Though perhaps, whoever sits in that second Red Bull seat is doomed regardless of the intense media and public scrutiny – let alone the pressure they’re subject to by the team’s senior management figures in Christian Horner and Dr Helmut Marko. Just ask Pierre Gasly and Perez’s direct predecessor in Alexander Albon.
What made the opening lap racing incident in Mexico that claimed Perez more tragic for the incumbent Red Bull driver, was the emphatic performance for former Red Bull driver Daniel Ricciardo for the affiliate AlphaTauri squad. Seventh, after qualifying fourth in what was widely labelled the worst car on the grid in 2023 – has bolstered the beleaguered Italian outfit from the bottom of the table to eighth. A result that has a US$20 million prize, if AlphaTauri stays ahead of Alfa Romeo and Haas.
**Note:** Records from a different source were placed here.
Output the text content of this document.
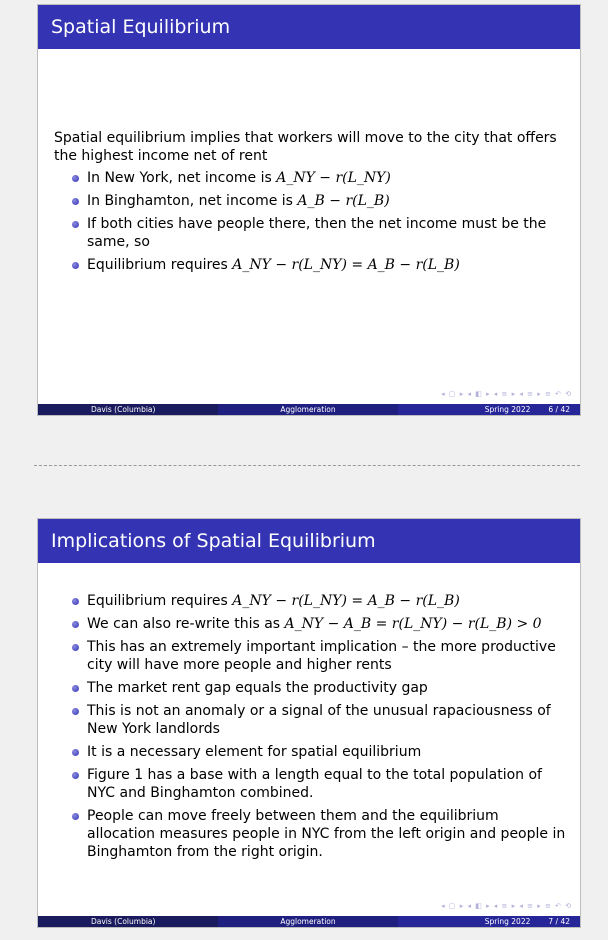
Spatial Equilibrium

Spatial equilibrium implies that workers will move to the city that offers the highest income net of rent

In New York, net income is A_NY − r(L_NY)
In Binghamton, net income is A_B − r(L_B)
If both cities have people there, then the net income must be the same, so
Equilibrium requires A_NY − r(L_NY) = A_B − r(L_B)
◂ ▢ ▸ ◂ ◧ ▸ ◂ ≡ ▸ ◂ ≡ ▸ ≡ ↶ ⟲
Davis (Columbia)	Agglomeration	Spring 2022 6 / 42
Implications of Spatial Equilibrium
Equilibrium requires A_NY − r(L_NY) = A_B − r(L_B)
We can also re-write this as A_NY − A_B = r(L_NY) − r(L_B) > 0
This has an extremely important implication – the more productive city will have more people and higher rents
The market rent gap equals the productivity gap
This is not an anomaly or a signal of the unusual rapaciousness of New York landlords
It is a necessary element for spatial equilibrium
Figure 1 has a base with a length equal to the total population of NYC and Binghamton combined.
People can move freely between them and the equilibrium allocation measures people in NYC from the left origin and people in Binghamton from the right origin.
◂ ▢ ▸ ◂ ◧ ▸ ◂ ≡ ▸ ◂ ≡ ▸ ≡ ↶ ⟲
Davis (Columbia)	Agglomeration	Spring 2022 7 / 42
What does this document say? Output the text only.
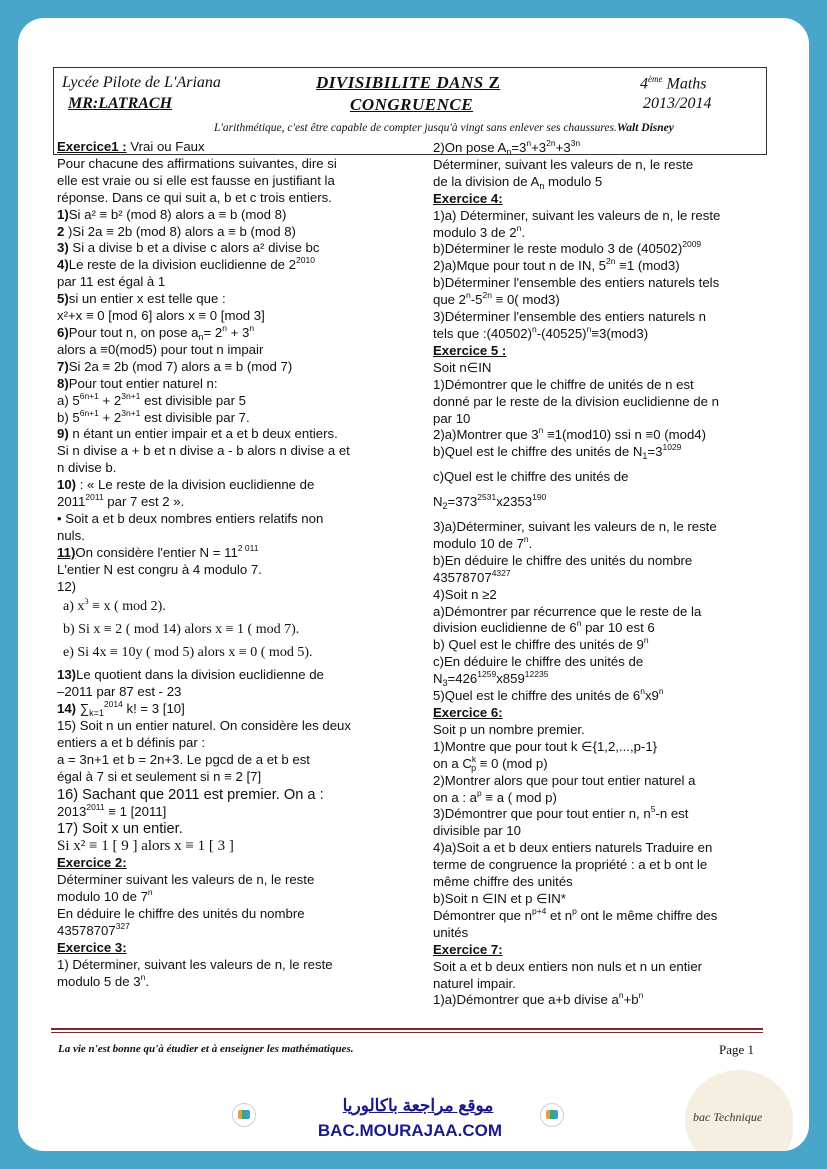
Lycée Pilote de L'Ariana
MR:LATRACH
DIVISIBILITE DANS Z
CONGRUENCE
4ème Maths
2013/2014
L'arithmétique, c'est être capable de compter jusqu'à vingt sans enlever ses chaussures.Walt Disney
Exercice1 : Vrai ou Faux
Pour chacune des affirmations suivantes, dire si
elle est vraie ou si elle est fausse en justifiant la
réponse. Dans ce qui suit a, b et c trois entiers.
1)Si a² ≡ b² (mod 8) alors a ≡ b (mod 8)
2 )Si 2a ≡ 2b (mod 8) alors a ≡ b (mod 8)
3) Si a divise b et a divise c alors a² divise bc
4)Le reste de la division euclidienne de $2^{2010}$
par 11 est égal à 1
5)si un entier x est telle que :
x²+x ≡ 0 [mod 6] alors x ≡ 0 [mod 3]
6)Pour tout n, on pose $a_n= 2^n + 3^n$
alors a ≡0(mod5) pour tout n impair
7)Si 2a ≡ 2b (mod 7) alors a ≡ b (mod 7)
8)Pour tout entier naturel n:
a) $5^{6n+1} + 2^{3n+1}$ est divisible par 5
b) $5^{6n+1} + 2^{3n+1}$ est divisible par 7.
9) n étant un entier impair et a et b deux entiers.
Si n divise a + b et n divise a - b alors n divise a et
n divise b.
10) : « Le reste de la division euclidienne de
$2011^{2011}$ par 7 est 2 ».
• Soit a et b deux nombres entiers relatifs non
nuls.
11)On considère l'entier $N = 11^{2 011}$
L'entier N est congru à 4 modulo 7.
12)
a) $x^3 \equiv x$ ( mod 2).
b) Si x ≡ 2 ( mod 14) alors x ≡ 1 ( mod 7).
e) Si 4x ≡ 10y ( mod 5) alors x ≡ 0 ( mod 5).
13)Le quotient dans la division euclidienne de
–2011 par 87 est - 23
14) $\sum_{k=1}^{2014}$ k! = 3 [10]
15) Soit n un entier naturel. On considère les deux
entiers a et b définis par :
a = 3n+1 et b = 2n+3. Le pgcd de a et b est
égal à 7 si et seulement si n ≡ 2 [7]
16) Sachant que 2011 est premier. On a :
$2013^{2011} \equiv 1$ [2011]
17) Soit x un entier.
Si x² ≡ 1 [ 9 ] alors x ≡ 1 [ 3 ]
Exercice 2:
Déterminer suivant les valeurs de n, le reste
modulo 10 de 7$^n$
En déduire le chiffre des unités du nombre
43578707$^{327}$
Exercice 3:
1) Déterminer, suivant les valeurs de n, le reste
modulo 5 de 3$^n$.
2)On pose $A_n=3^n+3^{2n}+3^{3n}$
Déterminer, suivant les valeurs de n, le reste
de la division de $A_n$ modulo 5
Exercice 4:
1)a) Déterminer, suivant les valeurs de n, le reste
modulo 3 de 2$^n$.
b)Déterminer le reste modulo 3 de $(40502)^{2009}$
2)a)Mque pour tout n de IN, $5^{2n} \equiv 1$ (mod3)
b)Déterminer l'ensemble des entiers naturels tels
que $2^n-5^{2n} \equiv 0$( mod3)
3)Déterminer l'ensemble des entiers naturels n
tels que $:(40502)^n-(40525)^n\equiv 3(mod3)$
Exercice 5 :
Soit n∈IN
1)Démontrer que le chiffre de unités de n est
donné par le reste de la division euclidienne de n
par 10
2)a)Montrer que $3^n \equiv 1(mod10)$ ssi n ≡0 (mod4)
b)Quel est le chiffre des unités de $N_1=3^{1029}$
c)Quel est le chiffre des unités de
$N_2=373^{2531}x2353^{190}$
3)a)Déterminer, suivant les valeurs de n, le reste
modulo 10 de 7$^n$.
b)En déduire le chiffre des unités du nombre
$43578707^{4327}$
4)Soit n ≥2
a)Démontrer par récurrence que le reste de la
division euclidienne de 6$^n$ par 10 est 6
b) Quel est le chiffre des unités de 9$^n$
c)En déduire le chiffre des unités de
$N_3=426^{1259}x859^{12235}$
5)Quel est le chiffre des unités de 6$^n$x9$^n$
Exercice 6:
Soit p un nombre premier.
1)Montre que pour tout k ∈{1,2,...,p-1}
on a $C^k_p \equiv 0$ (mod p)
2)Montrer alors que pour tout entier naturel a
on a : $a^p \equiv a$ ( mod p)
3)Démontrer que pour tout entier n, $n^5-n$ est
divisible par 10
4)a)Soit a et b deux entiers naturels Traduire en
terme de congruence la propriété : a et b ont le
même chiffre des unités
b)Soit n ∈IN et p ∈IN*
Démontrer que $n^{p+4}$ et $n^p$ ont le même chiffre des
unités
Exercice 7:
Soit a et b deux entiers non nuls et n un entier
naturel impair.
1)a)Démontrer que a+b divise $a^n+b^n$
La vie n'est bonne qu'à étudier et à enseigner les mathématiques.	Page 1
موقع مراجعة باكالوريا
BAC.MOURAJAA.COM
bac Technique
As someone who doubted Ricciardo’s return to replace for the underwhelming Nyck De Vries, after his own underwhelming and seemingly career-ending stint at McLaren – it’s a pleasant feeling to be proven wrong. Outqualifying Perez firstly, the Aussie’s performance in Mexico was vintage Ricciardo and indeed would’ve done no harm in auditioning himself ironically for the seat or ‘fight’ as Horner remarked that he walked away from at the end of 2018.
If Red Bull’s word is to be believed and Perez’s contract is honoured through to the end of 2024, then one certainly hopes that the Mexican can reset over the off-season and come into the new year with a fresh mindset that sees a return to the ‘Minister of Defence’-like form seen in 2021 and 2022. Before gracefully announcing a well-earned retirement beyond that.
2024 may see Red Bull’s greatest challenge in the championship after completing title doubles in the past two seasons unchecked. The formidable driver combinations of Mercedes, Ferrari and even McLaren could exploit a Red Bull lineup if it were to have fragility in its second seat to Verstappen.
Though, with the threat of losing second in the current championship all the greater after the costly DNF in Mexico and Red Bull’s firm target of securing their first ever one-two in the standings – the possibility is greater than ever that Red Bull elect no mas and hand marching orders to Perez. Or even Perez himself decides the pressure is not worth the pain.